Repair the World/Be’chol Lashon Haggadah insert and trivia cards
Topic: Jewish diversity
“How do we connect the ancient story of Exodus to modern struggles for freedom as individuals and as a multiracial, multiethnic Jewish community?”
That’s the thinking behind this Haggadah insert and set of trivia cards from the nonprofits Repair the World and Be’chol Lashon, which help connect Jews with volunteer work and promote awareness of Jewish diversity, respectively. The insert asks seder participants to discuss the the Exodus theme, the Rev. Martin Luther King Jr. and what freedom means. The cards contain trivia about international communities, such as the Abayudaya Jews in Uganda or the Jews of Gibraltar.
A landing page for the materials claims that 20 percent of American Jews identify as African-American, Latino, Asian, mixed race, Sephardi and Mizrahi.

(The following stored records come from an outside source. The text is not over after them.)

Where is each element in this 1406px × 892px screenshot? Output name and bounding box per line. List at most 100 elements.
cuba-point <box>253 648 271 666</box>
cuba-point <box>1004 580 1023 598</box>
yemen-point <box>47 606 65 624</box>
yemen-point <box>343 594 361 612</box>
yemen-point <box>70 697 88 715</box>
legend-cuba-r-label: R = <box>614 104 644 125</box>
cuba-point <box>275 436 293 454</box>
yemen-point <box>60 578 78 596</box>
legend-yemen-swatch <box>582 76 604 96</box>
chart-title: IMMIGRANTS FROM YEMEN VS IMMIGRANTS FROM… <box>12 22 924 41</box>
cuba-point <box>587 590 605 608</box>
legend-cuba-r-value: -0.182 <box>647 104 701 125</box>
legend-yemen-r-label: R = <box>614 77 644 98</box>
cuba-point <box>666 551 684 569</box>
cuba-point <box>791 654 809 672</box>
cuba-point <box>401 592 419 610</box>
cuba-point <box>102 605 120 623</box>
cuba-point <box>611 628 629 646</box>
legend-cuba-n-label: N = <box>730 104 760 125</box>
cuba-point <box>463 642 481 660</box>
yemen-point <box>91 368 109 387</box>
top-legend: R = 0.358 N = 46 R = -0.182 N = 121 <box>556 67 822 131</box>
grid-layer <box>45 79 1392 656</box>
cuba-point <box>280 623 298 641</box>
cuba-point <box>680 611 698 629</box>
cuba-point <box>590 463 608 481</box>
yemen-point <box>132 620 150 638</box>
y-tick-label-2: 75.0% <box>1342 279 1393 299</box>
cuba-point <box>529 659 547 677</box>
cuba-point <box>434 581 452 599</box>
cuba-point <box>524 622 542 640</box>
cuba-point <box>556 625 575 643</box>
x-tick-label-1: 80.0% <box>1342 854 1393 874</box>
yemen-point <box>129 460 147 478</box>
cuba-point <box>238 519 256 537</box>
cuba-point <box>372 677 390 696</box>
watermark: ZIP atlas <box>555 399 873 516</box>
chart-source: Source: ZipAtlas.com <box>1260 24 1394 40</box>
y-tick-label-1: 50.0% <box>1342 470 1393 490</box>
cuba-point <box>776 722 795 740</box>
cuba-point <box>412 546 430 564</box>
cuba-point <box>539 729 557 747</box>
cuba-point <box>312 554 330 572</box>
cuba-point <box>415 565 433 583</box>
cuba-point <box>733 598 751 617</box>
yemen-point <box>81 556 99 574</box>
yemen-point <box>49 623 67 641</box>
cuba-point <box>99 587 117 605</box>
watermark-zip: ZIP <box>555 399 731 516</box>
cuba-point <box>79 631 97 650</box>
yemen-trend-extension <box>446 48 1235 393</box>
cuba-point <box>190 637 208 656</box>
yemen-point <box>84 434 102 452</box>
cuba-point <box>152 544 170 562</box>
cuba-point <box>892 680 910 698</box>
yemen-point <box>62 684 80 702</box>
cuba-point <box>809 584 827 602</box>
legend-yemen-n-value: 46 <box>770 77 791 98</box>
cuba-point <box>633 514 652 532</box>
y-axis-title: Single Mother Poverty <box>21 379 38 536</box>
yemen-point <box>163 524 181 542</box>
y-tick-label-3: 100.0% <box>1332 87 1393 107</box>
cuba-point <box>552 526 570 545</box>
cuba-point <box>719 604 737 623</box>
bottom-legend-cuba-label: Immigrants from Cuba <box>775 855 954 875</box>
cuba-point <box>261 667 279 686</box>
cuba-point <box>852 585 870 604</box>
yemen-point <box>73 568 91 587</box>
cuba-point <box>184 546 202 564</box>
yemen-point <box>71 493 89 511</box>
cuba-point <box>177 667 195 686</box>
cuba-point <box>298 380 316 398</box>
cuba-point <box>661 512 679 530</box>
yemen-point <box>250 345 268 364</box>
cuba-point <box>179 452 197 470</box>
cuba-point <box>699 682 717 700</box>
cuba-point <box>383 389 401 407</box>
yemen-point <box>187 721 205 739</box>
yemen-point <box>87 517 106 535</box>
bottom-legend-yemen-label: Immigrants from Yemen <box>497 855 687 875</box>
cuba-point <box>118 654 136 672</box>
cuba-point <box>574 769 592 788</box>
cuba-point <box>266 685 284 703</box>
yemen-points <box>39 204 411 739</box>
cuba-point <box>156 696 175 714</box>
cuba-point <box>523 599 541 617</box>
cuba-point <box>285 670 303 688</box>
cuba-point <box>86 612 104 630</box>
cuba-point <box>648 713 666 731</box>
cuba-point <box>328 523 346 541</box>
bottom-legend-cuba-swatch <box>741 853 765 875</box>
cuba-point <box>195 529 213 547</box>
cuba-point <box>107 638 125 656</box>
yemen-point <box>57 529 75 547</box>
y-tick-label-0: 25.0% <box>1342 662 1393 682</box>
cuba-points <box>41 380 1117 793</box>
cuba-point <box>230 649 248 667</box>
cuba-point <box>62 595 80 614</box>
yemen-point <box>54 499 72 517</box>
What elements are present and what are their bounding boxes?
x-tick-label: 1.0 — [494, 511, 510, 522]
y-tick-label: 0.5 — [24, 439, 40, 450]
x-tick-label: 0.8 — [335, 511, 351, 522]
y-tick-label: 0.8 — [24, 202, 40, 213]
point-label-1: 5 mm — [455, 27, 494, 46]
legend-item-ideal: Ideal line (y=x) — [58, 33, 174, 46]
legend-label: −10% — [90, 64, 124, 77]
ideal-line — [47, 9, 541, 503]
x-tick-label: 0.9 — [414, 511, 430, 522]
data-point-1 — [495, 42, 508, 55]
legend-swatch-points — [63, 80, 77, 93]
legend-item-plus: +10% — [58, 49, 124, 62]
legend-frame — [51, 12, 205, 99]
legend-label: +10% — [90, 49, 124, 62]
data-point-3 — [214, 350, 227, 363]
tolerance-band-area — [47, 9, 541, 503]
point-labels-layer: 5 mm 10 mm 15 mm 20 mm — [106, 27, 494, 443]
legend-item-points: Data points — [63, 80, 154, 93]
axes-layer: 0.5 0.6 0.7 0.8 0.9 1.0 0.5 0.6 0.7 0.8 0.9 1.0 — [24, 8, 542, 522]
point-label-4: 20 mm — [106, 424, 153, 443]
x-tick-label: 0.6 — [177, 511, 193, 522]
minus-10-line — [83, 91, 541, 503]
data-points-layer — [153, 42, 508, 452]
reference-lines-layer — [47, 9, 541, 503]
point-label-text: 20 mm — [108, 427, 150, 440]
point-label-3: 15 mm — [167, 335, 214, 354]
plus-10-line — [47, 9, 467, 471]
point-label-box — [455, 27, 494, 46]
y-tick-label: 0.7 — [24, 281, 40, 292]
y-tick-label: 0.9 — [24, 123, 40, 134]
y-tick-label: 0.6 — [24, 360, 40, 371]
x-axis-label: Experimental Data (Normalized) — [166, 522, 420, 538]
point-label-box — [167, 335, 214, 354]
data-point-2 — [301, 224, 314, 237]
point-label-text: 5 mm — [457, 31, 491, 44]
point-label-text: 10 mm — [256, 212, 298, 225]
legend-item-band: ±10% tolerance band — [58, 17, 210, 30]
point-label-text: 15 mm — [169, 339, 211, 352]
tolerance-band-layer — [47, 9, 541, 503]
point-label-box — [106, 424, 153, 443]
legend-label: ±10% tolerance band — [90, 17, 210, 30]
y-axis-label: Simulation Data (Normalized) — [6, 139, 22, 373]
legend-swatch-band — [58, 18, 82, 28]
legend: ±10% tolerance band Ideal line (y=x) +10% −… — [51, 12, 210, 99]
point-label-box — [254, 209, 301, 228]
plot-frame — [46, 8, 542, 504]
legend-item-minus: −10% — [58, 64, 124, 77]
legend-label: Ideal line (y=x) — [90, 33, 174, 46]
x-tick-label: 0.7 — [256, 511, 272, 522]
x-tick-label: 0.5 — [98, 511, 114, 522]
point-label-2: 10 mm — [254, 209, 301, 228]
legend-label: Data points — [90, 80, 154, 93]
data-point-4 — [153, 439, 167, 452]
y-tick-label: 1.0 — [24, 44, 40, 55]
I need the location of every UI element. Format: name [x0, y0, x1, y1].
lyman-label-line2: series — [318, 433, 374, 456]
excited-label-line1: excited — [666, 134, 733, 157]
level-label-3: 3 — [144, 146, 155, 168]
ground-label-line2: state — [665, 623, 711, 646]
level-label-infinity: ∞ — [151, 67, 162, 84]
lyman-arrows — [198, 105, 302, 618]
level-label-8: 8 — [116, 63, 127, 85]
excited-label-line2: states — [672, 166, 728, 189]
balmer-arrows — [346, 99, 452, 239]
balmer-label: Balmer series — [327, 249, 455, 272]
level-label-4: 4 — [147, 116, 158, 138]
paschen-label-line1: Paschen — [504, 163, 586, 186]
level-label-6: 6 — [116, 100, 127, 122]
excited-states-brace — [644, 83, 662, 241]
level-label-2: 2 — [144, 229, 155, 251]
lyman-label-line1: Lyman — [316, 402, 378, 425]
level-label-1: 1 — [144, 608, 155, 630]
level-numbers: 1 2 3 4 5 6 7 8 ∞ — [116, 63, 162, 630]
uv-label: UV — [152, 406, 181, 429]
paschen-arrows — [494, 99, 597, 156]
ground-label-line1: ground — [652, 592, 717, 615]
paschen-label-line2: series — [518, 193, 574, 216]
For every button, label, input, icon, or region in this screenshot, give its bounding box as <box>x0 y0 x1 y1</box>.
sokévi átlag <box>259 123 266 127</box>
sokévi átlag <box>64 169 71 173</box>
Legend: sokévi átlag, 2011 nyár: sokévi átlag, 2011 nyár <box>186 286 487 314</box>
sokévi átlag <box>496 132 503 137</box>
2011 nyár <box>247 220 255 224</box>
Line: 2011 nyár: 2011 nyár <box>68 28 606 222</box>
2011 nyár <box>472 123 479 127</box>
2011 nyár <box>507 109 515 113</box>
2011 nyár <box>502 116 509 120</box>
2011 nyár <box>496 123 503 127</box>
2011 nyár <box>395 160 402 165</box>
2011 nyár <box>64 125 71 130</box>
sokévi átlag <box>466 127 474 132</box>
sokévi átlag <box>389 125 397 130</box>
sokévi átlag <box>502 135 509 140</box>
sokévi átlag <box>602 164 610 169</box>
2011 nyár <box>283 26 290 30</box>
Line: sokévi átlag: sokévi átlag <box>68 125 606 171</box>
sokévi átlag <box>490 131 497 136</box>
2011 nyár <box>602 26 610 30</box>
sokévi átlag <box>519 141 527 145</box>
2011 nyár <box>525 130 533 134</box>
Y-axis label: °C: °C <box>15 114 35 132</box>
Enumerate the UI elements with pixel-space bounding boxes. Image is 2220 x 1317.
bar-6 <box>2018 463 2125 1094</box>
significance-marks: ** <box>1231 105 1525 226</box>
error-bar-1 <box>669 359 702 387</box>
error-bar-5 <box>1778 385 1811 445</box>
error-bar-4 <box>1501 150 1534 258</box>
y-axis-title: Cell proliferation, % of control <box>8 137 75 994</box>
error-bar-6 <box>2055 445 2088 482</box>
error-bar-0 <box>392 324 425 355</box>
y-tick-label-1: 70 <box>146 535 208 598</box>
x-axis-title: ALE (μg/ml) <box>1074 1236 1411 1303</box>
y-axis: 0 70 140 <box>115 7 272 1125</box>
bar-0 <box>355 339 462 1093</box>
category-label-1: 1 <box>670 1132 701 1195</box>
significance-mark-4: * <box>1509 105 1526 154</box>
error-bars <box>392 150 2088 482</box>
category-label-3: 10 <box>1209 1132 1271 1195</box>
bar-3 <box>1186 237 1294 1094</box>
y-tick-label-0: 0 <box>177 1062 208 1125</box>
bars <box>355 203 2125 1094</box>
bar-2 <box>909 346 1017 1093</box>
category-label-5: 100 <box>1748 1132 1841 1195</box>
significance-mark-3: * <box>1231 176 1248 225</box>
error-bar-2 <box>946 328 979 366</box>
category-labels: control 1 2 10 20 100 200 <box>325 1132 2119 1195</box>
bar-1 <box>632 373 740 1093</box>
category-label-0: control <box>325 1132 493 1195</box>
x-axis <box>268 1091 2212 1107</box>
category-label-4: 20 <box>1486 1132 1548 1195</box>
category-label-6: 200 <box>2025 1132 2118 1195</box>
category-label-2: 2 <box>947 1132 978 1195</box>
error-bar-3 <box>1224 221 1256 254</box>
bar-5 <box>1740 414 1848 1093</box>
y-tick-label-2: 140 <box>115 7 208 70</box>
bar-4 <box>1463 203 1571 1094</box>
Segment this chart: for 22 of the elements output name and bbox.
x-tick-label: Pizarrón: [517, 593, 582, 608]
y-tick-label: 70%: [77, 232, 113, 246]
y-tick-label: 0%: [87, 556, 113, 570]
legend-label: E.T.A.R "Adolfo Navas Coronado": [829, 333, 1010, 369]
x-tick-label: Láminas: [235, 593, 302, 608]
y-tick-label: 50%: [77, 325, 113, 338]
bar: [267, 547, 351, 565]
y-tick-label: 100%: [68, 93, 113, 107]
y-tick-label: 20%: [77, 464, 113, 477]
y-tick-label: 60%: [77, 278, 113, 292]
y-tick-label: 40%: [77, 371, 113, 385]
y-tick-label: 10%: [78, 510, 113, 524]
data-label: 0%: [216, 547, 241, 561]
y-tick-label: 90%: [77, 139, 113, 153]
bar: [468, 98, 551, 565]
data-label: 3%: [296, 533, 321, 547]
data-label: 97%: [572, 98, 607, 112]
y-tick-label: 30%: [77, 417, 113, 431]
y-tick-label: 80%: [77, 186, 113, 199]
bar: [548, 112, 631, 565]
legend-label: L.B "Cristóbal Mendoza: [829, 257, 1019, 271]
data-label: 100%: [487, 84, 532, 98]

Haggadahs in French, Portuguese, Russian, Italian and Spanish
Topic: Cultural and linguistic diversity
Have a non-English or non-Hebrew speaker coming to your seder? Want to brush up on the foreign language skills you haven’t practiced since college? In those cases, for example, you might be interested in a Haggadah in a different language. These offerings from the Kehot Publication Society, an arm of the Chabad-Lubavitch movement, aren’t brand new, but cultural diversity is of the moment. They are all 114 pages and inexpensive.